聖書には終末の前兆として次のようなことが書かれています。
「主の日、大いなる恐るべき日が来る前に太陽は闇に、月は血に変わる。」(ヨエル書2章13節)

「その苦難の日々の後、たちまち太陽は暗くなり、月は光を放たず、星は空から落ち、天体は揺り動かされる。」(マタイ24章29節)

「小羊が第六の封印を開いた。そのとき、大地震が起きて、太陽は毛の粗い布地のように暗くなり、月は全体が血のようになって、天の星は地上に落ちた。まるで、いちじくの青い実が、大風に揺さぶられて振り落とされるようだった。」(ヨハネの黙示録6章12~13節)

ここに書かれているキーワードは、「苦難の日々」「大地震」「太陽が暗くなり、月が赤くなる」「星が地に落ちる」です。

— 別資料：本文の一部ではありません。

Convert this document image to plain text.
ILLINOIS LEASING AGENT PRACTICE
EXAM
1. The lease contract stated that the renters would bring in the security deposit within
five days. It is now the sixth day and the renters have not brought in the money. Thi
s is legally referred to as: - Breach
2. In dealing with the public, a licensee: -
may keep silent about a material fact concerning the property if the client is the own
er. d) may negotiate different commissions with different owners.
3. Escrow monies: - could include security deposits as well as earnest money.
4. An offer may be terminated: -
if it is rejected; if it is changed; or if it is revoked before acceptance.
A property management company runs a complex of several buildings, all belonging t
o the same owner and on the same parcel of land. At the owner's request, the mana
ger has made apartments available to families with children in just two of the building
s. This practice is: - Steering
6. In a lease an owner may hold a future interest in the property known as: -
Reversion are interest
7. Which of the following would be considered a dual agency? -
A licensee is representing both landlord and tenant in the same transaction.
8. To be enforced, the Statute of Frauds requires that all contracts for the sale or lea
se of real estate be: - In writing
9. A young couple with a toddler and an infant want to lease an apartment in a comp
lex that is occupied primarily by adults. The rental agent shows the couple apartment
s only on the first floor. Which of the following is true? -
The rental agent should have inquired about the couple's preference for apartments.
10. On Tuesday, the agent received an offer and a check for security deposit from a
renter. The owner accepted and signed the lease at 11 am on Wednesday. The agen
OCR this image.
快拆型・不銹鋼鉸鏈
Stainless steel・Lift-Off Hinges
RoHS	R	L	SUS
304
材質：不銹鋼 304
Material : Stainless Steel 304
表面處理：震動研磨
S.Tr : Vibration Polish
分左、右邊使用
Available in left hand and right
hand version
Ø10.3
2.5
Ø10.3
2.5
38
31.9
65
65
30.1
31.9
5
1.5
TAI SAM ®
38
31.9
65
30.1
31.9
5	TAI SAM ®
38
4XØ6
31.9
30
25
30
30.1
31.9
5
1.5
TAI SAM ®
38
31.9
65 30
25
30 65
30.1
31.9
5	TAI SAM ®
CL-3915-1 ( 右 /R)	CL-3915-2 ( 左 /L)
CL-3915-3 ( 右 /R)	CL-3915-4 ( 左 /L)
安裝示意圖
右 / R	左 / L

過去、キリスト教界において世界の終末が騒がれた時期は、西暦100年頃、999年、1800年代、1999年です。
西暦100年ごろというのは、キリストの弟子で一番最後まで生き残ったヨハネが死亡したと考えられている時期です(彼は90歳ぐらいまで生きたと言われています)。当時のクリスチャンたちは最後の弟子ヨハネが死亡する前にキリストが再臨し、世界は終わると考えていました。ですので、ヨハネが老人になり、いよいよ死が近づいてきた時、キリストの再臨もすぐにくると考えたのでした。
西暦999年は新しいミレニアム(千年期)が始まる直前の年ということで、世界が終わると考えられました。
これと同じ理由が1999年です。キリスト教界には2000年はないと考えていた人もいました。一般的にはノストラダムスの予言が有名です。
1800年代の終末騒ぎは、主にアメリカを中心としたムーブメントでした。この終末論の根拠は、旧約聖書のダニエル書にある預言によります。
紀元前456年のペルシャのクロス王がイスラエル再建命令を出した年を起点として2300年後の1844年がキリストの再臨としたのでした。
興味深いことに、この時期、この預言が正しいことを裏付けるような事件が起きていて、人々はますます終末ムードに盛り上がったと考えられています。
たとえば、1780年5月19日、北米で原因不明の大暗黒日が観測されています。記録によれば朝の10時から夜中までつづきました。その日、月は満月で太陽から150度はなれた位置にあったため、月食ではないことが確認されています。夜中、暗闇が晴れて月と星が見え始めたのですが、その時月は血のように赤かったそうです。1800年代に入りこの記録は再臨の前兆とされました。
1833年11月13日のしし座流星群は、1866年の出現と合わせて、最大規模といわれています。時期が1844年の前で、すでに再臨ブームが始まっていたことから大騒ぎとなりました。
が、しかし結局1844年には世界は終わりませんでした。
1999年終末論においても、同様の理論が引用された感があります。確かに20世紀は世界戦争が起こり、「苦難の日々」と考えられましたし、地震計の発明によって、記録される地震の数が増えました(観測によれば、世界中のマグネチュード7以上の地震の平均回数は毎年20前後で1900年以来変わっていないそうです)。

注目したいのはキリストが、
「その日、その時は、だれも知らない。天使たちも子も知らない。ただ、父だけがご存じである。・・・だから、目を覚ましていなさい。あなたがたは、その日、その時を知らないのだから。」(マタイ24:36、25:13)
と述べていることです。

終末論者がしばしばやりたがることの一つに、「その日」を確定したいということです。

気持ちはわかります...(^_^;;

しかし、ドン・アレハンドロさんが述べているように、2012年12月22日は、1999年7月に続く、世界最後の日ではないということです(そこが5200年の太陽の周期の最終日でもないのです)。

だれも知らない、だれもわからない。

これがキーなんだと思います。
私たちは、とにかく知りたがる=わからないことが恐いんですね。
実は新興宗教団体の多くが、この「わからないことが恐い」という心理を巧みに利用しています。
「わからなくてもいいんだ」という姿勢が、いろいろな嘘に惑わされない鍵なのではないかと思います。

そんなことを感じた講演会でした。